On est loin de l’art «politique» tapageusement ostentatoire : juste une illusion réflexive. Issenheim reste alors à portée des Range Rover récurrentes dans les pièces d’Olaf Breuning : les retables ne cessent d’y être déployés. Alors qu’est remballé celui du cynisme ambiant. Ce qui n’est pas peu rire.

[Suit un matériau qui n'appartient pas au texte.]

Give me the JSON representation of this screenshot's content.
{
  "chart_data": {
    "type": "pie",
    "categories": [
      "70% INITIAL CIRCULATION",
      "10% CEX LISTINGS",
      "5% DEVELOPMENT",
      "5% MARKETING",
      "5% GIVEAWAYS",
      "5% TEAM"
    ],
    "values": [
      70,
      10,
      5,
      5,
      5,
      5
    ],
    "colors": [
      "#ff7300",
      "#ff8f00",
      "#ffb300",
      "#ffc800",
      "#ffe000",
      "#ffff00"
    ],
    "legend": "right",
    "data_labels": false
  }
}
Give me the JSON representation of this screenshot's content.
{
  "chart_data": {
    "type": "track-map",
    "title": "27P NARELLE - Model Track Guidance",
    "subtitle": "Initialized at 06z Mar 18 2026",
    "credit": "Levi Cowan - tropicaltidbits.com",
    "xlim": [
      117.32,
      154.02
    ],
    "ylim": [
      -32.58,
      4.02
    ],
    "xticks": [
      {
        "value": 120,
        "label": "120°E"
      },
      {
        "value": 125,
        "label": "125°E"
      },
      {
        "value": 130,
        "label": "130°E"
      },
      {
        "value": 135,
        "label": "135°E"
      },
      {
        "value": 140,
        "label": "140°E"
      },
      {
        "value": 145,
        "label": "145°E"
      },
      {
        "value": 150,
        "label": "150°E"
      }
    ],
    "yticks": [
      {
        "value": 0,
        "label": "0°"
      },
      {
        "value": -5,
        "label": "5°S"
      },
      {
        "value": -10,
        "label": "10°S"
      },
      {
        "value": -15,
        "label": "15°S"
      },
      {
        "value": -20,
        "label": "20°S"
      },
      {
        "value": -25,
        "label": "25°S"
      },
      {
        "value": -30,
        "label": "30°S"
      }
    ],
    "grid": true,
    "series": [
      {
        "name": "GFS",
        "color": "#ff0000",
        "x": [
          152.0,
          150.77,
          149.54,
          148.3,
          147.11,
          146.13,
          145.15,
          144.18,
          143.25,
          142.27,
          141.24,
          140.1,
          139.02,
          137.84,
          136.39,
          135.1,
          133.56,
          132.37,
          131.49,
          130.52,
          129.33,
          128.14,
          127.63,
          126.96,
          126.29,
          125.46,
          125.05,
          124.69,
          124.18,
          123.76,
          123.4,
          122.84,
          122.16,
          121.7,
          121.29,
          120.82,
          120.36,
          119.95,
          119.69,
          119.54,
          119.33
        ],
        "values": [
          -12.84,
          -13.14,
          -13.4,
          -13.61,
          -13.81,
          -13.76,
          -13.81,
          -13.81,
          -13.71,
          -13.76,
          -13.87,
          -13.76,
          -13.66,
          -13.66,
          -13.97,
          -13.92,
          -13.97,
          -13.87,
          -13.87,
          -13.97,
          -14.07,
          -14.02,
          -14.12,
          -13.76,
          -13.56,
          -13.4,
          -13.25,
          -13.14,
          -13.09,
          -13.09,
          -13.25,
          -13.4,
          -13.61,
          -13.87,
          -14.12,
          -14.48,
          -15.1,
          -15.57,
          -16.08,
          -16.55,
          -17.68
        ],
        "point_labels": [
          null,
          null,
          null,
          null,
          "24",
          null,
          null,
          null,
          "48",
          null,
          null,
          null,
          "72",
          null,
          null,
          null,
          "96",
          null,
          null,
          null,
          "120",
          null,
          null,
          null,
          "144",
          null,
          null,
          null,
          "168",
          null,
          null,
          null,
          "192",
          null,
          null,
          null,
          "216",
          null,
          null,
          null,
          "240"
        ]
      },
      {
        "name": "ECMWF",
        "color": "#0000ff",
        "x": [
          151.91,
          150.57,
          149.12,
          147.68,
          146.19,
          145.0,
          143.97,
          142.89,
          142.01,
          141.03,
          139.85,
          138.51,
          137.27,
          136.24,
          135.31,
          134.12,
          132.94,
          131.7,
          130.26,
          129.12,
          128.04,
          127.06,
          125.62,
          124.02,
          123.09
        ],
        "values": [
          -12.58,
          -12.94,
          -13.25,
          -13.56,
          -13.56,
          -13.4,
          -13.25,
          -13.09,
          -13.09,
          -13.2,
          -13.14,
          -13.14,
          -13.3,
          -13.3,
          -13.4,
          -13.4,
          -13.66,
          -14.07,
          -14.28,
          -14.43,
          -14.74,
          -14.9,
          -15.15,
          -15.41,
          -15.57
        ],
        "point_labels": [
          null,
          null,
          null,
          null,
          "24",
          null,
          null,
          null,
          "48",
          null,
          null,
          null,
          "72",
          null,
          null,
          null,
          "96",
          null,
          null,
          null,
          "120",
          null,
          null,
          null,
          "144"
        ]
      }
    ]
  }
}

(1)Dans «We only move wehen something changes !!!», la dysorthographie de «When» crée un effet de mise en abyme supplémentaire. «Wehen», en langue germanique, désigne l’action de flotter au vent ainsi que les douleurs de l’enfantement. Un lapsus étonnamment en phase avec le sujet de l’image, l’idée du déchirement de la jeune génération écartelée entre ses incertitudes et son envie d’agir.